The role of other orexinergic antagonists in depressive disorders is unclear. The future of this group of medications as a monotherapy for TRD or NTRMDD remains uncertain, although a phase Ib study demonstrated the superiority of seltorexant over placebo . The onset of action of seltorexant in TRD appears like that of most other adjunctive therapies. However, its effect on insomnia may be particularly beneficial for patients with MDD and insomnia, especially for those experiencing early insomnia.

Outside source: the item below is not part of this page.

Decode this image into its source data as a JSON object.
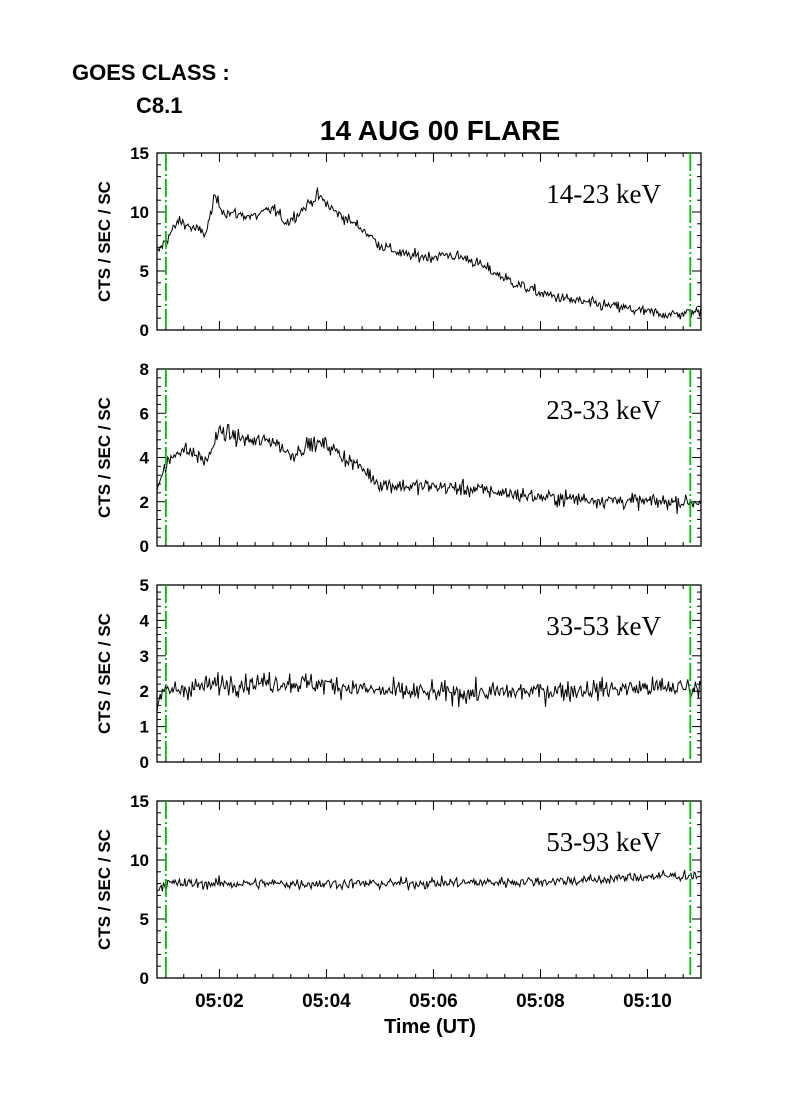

Biomarker-based treatment is the goal of precision psychiatry. ALTO-100 was developed by ALTO Neuroscience (Mountain View, CA, USA) to treat MDD using brain biomarkers to identify patients who are most likely to respond to a specific drug. ALTO-100 is a small molecule and believed to work by increasing BDNF signaling and neuroplasticity in the hippocampus. To identify patients who are likely to respond to ALTO-100, the company used its AI-enabled biomarker platform to evaluate brain function biomarkers by analyzing EEG activity, neurocognitive assessments, wearable data, and other factors.

In a phase IIa open-label clinical trial (NCT05117632) , ALTO-100 showed favorable safety and tolerability in patients who had MDD with or without ongoing antidepressant treatment. Among the patients with a biomarker-defined cognitive profile, 61% of patients achieved a clinical response compared to 33% of patients without the biomarker. After six weeks of treatment, the biomarker-defined patient group achieved a 15.5-point mean reduction in MADRS scores compared to a 10.6-point reduction in the biomarker-negative cohort.

However, a large phase IIb randomized, double-blind, placebo-controlled, multicenter study (NCT05712187) of ALTO-100 in adults with MDD did not find a significant difference between ALTO-100 and placebo in reducing depressive symptoms after 6-week treatment (altoneuroscience.com). The future of ALTO-100 is unclear. ALTO Neuroscience has other compounds including ALTO-203 (NCT06391593) and ALTO-300 in development for treating MDD . ALTO-300 has been evaluated with three phase II studies (NCT05118750, NCT05157945, NCT05922878). Two of them (NCT05118750, NCT05157945) have been completed. The results from these phase II studies will provide insight into whether ALTO-300 can be developed for depressive disorders.